Health promotion, advocacy and health inequalities: a conceptual framework

Sandra Carlisle

Public Health Sciences, University of Edinburgh, Medical School, Teviot Place, Edinburgh EH8 9AG, UK

Address for correspondence: Sandra Carlisle Public Health Sciences University of Edinburgh Medical School Teviot Place Edinburgh EH8 9AG UK e-mail: sandra.carlisle{at}ed.ac.uk

Advocacy has often been described as a key strategy for the achievement of health promotion aims, but multiple and conflicting definitions and usages exist. The concept itself may be unnecessarily intimidating.

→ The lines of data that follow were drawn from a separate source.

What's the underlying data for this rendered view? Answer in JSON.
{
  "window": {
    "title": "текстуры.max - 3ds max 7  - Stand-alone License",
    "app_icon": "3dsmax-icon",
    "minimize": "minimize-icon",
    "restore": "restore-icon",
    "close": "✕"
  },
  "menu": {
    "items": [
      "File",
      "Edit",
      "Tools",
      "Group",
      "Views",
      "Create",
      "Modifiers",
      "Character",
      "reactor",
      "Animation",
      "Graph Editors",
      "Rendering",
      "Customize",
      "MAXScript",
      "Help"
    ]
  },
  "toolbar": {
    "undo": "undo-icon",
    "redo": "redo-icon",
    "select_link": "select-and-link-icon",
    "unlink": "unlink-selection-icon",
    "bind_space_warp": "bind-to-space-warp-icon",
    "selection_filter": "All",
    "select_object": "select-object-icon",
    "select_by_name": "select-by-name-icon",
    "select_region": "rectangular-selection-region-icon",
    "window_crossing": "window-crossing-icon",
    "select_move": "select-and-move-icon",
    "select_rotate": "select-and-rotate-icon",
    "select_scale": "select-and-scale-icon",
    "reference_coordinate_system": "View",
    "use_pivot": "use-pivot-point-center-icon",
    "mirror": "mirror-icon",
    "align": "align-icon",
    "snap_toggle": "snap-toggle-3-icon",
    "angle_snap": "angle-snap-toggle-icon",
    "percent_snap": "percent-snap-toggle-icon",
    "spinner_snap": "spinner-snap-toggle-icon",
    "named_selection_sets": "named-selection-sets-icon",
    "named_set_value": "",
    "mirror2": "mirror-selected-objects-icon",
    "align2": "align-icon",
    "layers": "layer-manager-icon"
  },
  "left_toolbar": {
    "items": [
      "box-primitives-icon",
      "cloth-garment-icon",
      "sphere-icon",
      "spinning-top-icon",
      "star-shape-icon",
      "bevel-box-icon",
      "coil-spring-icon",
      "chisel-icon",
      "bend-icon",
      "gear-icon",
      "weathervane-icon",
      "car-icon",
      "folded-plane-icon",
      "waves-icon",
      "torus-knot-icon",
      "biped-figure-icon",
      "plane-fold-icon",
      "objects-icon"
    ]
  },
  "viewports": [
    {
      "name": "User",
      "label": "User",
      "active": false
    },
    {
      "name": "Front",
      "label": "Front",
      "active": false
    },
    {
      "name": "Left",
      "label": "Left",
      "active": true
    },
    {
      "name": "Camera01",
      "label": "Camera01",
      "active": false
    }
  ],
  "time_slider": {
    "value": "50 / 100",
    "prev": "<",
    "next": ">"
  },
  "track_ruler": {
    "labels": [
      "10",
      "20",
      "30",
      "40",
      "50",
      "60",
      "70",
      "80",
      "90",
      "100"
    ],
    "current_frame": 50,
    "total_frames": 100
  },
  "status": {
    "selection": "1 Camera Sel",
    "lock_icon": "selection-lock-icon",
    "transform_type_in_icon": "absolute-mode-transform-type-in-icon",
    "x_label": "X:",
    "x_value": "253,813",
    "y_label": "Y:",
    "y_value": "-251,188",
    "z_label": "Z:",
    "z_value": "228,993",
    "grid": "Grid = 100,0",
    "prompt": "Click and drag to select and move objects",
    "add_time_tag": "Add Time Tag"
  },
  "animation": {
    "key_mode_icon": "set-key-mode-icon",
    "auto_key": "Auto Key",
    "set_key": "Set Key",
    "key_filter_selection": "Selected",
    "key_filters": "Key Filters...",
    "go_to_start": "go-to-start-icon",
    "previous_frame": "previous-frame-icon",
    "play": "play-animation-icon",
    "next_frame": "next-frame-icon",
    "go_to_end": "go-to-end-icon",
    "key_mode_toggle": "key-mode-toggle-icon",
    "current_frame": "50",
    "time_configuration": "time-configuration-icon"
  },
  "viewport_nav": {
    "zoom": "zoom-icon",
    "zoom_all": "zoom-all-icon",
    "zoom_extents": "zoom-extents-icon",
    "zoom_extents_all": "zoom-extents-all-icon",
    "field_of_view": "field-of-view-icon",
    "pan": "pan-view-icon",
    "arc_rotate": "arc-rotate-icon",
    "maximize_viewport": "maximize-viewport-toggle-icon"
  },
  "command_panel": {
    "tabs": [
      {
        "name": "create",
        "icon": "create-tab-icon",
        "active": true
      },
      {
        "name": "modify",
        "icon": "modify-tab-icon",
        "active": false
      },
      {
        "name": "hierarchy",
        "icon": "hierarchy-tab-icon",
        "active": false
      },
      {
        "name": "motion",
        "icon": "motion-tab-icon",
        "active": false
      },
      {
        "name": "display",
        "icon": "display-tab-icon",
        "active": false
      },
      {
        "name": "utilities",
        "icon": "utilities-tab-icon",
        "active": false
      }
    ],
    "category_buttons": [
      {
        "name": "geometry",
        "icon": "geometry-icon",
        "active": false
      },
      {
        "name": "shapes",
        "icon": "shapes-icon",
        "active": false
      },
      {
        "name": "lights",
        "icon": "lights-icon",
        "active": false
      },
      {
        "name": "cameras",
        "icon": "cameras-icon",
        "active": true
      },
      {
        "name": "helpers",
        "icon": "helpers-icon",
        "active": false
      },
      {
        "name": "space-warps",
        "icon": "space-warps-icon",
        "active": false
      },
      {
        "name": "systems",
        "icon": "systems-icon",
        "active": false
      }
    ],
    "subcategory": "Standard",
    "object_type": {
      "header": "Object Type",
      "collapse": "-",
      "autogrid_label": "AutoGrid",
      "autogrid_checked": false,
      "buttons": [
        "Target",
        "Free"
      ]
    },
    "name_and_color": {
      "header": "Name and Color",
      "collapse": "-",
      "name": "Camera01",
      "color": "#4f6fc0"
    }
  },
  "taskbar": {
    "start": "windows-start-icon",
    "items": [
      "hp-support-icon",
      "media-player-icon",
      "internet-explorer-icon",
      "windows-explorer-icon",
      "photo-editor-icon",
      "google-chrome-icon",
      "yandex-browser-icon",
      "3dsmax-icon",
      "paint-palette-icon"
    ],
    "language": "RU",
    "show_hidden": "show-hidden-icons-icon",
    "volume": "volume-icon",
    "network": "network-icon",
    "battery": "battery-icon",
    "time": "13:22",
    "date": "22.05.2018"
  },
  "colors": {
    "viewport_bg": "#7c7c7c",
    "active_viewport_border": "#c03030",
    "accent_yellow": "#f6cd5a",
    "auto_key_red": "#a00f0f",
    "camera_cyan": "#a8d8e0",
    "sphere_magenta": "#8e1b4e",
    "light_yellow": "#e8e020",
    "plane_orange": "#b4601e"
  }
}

Advocacy work can take place at the level of both ‘cases’ and ‘causes’. Two main goals underpin health advocacy—protection of the vulnerable (representational advocacy) and empowerment of the disadvantaged (facilitational advocacy). This paper attempts to integrate existing models and definitions into a conceptual framework for considering the role of advocacy in addressing health inequalities. It argues that we need to pay some attention to the diversity of values and goals of health promotion if we are to understand which models and approaches to health advocacy apply and in what context. This paper concludes that advocacy for health fulfils two functions: as a form of practice and as a useful strategy for a discipline which has to be self-promoting as well as health-promoting in order to survive in the competitive political environment of contemporary health work.